Incité·es à « produire plus » par la T2A, les hôpitaux et les soignant·es font face à une activité et à une charge de travail accrues. Cette dernière est encore amplifiée par la déliquescence de la médecine de ville et les déremboursements croissants de l’Assurance maladie, pressurisant, entre autres, les services d’urgences qui voient le nombre de malades accueilli·es doubler ces 20 dernières années (on passe de 10 à 21 millions). En face, les moyens matériels, humains et financiers ne suivent pas. Chaque jour, dans les services, il manque un pied à perfusion, un glucomètre, des gants de la bonne taille, du linge, etc. Entre 2010 et 2017, la « production de soins » hospitaliers augmente de 14,6 %, alors que dans le même temps, les effectifs ne croissent que de 2 %9. Par manque de temps et de moyens, les soignant·es sont contraint·es de courir, tout en faisant moins bien leur travail.

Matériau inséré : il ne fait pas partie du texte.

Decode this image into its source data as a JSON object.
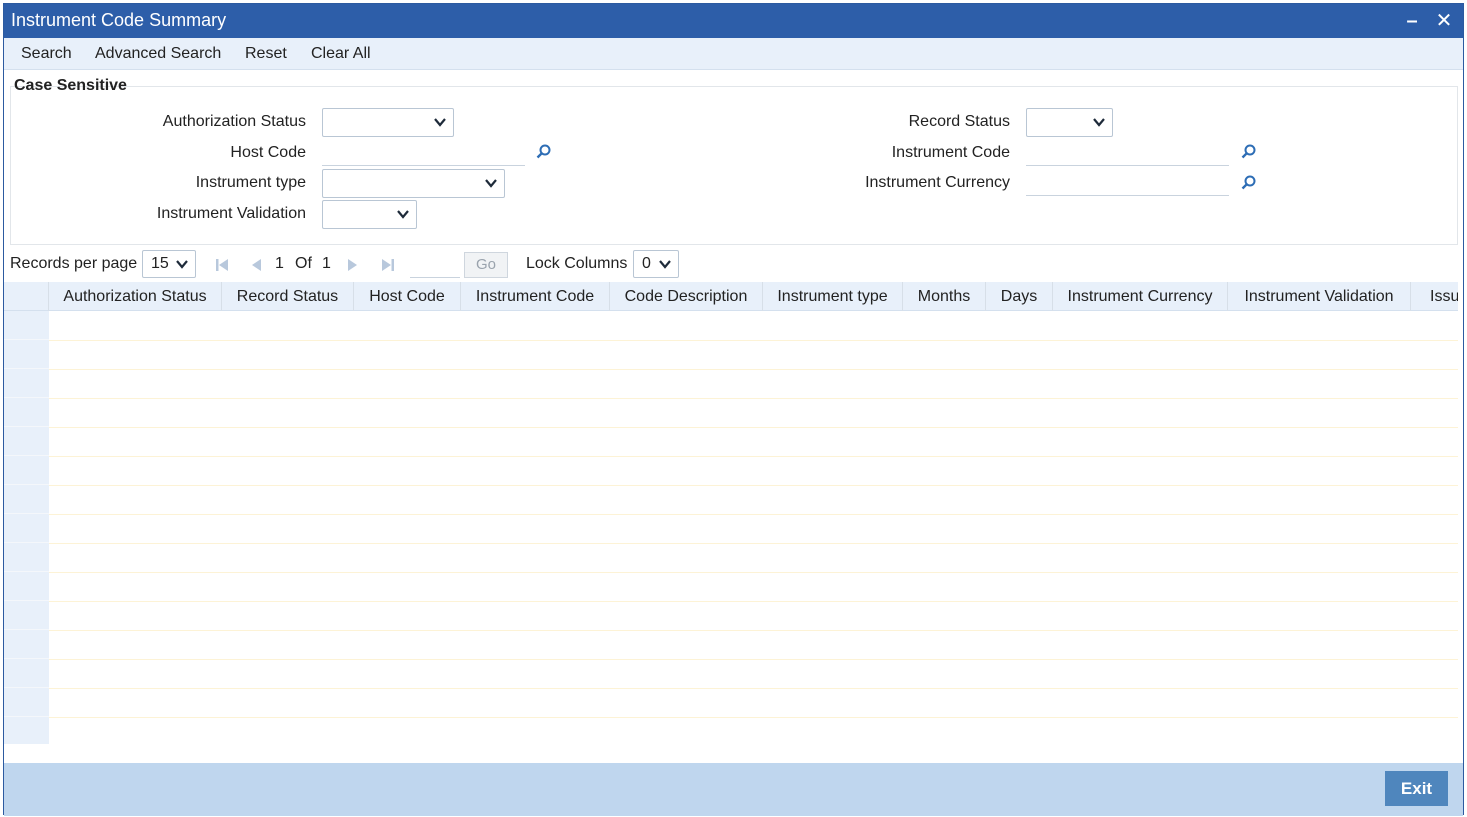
{
  "window": {
    "title": "Instrument Code Summary",
    "minimize_glyph": "–",
    "close_glyph": "✕"
  },
  "toolbar": {
    "search": "Search",
    "advanced_search": "Advanced Search",
    "reset": "Reset",
    "clear_all": "Clear All"
  },
  "criteria": {
    "section_title": "Case Sensitive",
    "authorization_status": {
      "label": "Authorization Status",
      "value": ""
    },
    "record_status": {
      "label": "Record Status",
      "value": ""
    },
    "host_code": {
      "label": "Host Code",
      "value": ""
    },
    "instrument_code": {
      "label": "Instrument Code",
      "value": ""
    },
    "instrument_type": {
      "label": "Instrument type",
      "value": ""
    },
    "instrument_currency": {
      "label": "Instrument Currency",
      "value": ""
    },
    "instrument_validation": {
      "label": "Instrument Validation",
      "value": ""
    }
  },
  "pager": {
    "records_per_page_label": "Records per page",
    "records_per_page_value": "15",
    "current_page": "1",
    "of_label": "Of",
    "total_pages": "1",
    "go_label": "Go",
    "lock_columns_label": "Lock Columns",
    "lock_columns_value": "0"
  },
  "grid": {
    "columns": [
      "Authorization Status",
      "Record Status",
      "Host Code",
      "Instrument Code",
      "Code Description",
      "Instrument type",
      "Months",
      "Days",
      "Instrument Currency",
      "Instrument Validation",
      "Issu"
    ],
    "row_count": 15
  },
  "footer": {
    "exit_label": "Exit"
  },
  "colors": {
    "titlebar": "#2d5ea9",
    "toolbar": "#e8f0fa",
    "footer": "#bfd6ee",
    "exit_button": "#4f86bd",
    "lookup_icon": "#2d6db5"
  },
  "icons": {
    "lookup": "search-icon",
    "dropdown": "chevron-down-icon",
    "first_page": "first-page-icon",
    "prev_page": "prev-page-icon",
    "next_page": "next-page-icon",
    "last_page": "last-page-icon"
  }
}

Les discussions autour de la dégradation de la qualité des prises en charge des patient·es sont récurrentes dans les services et le vocabulaire industriel envahit les discours, à l’instar de ce que confie cette infirmière : « Moi quand je suis arrivée, on était à 70 passages/journée. Quand on avait des pics à 90 on se disait… Là hier, on était à 167, donc forcément qu’à un moment t’es fatiguée. La population vieillit, avec toutes les pathologies associées, tous les soins que tu dois faire. Donc voilà, à un moment donné tu fais de l’abattage, tu fais à la chaîne. Tu parles même quasiment plus aux gens puisque t’as plus le temps. C’est usant. » Le nombre d’arrêts maladie grimpe, rendant plus lourd le poids du manque de personnel. En 2017, la Drees10 faisait état d’en moyenne 10,2 jours d’arrêt maladie par an et par agent du secteur public hospitalier, contre 7,9 pour l’ensemble des salarié·es en France. On sait par ailleurs que les arrêts maladie sont en partie liés à des conditions de travail dégradées. Enfin, effet d’une gestion basée sur des objectifs de rentabilité, 69 000 lits d’hospitalisation sont aussi supprimés entre 2003 et 2017, soit près de 15 % du parc hospitalier11. Car un lit vide, c’est une perte d’argent pour l’hôpital.
Fermeture des lits, manque de personnel et accentuation des contraintes de rythme sont au cœur de ce que dénonce le Collectif Inter-urgences, ajoutés à la faiblesse des salaires. En début de carrière, une infirmière gagne environ 1600 euros net par mois et une aide-soignante 1 300 euros.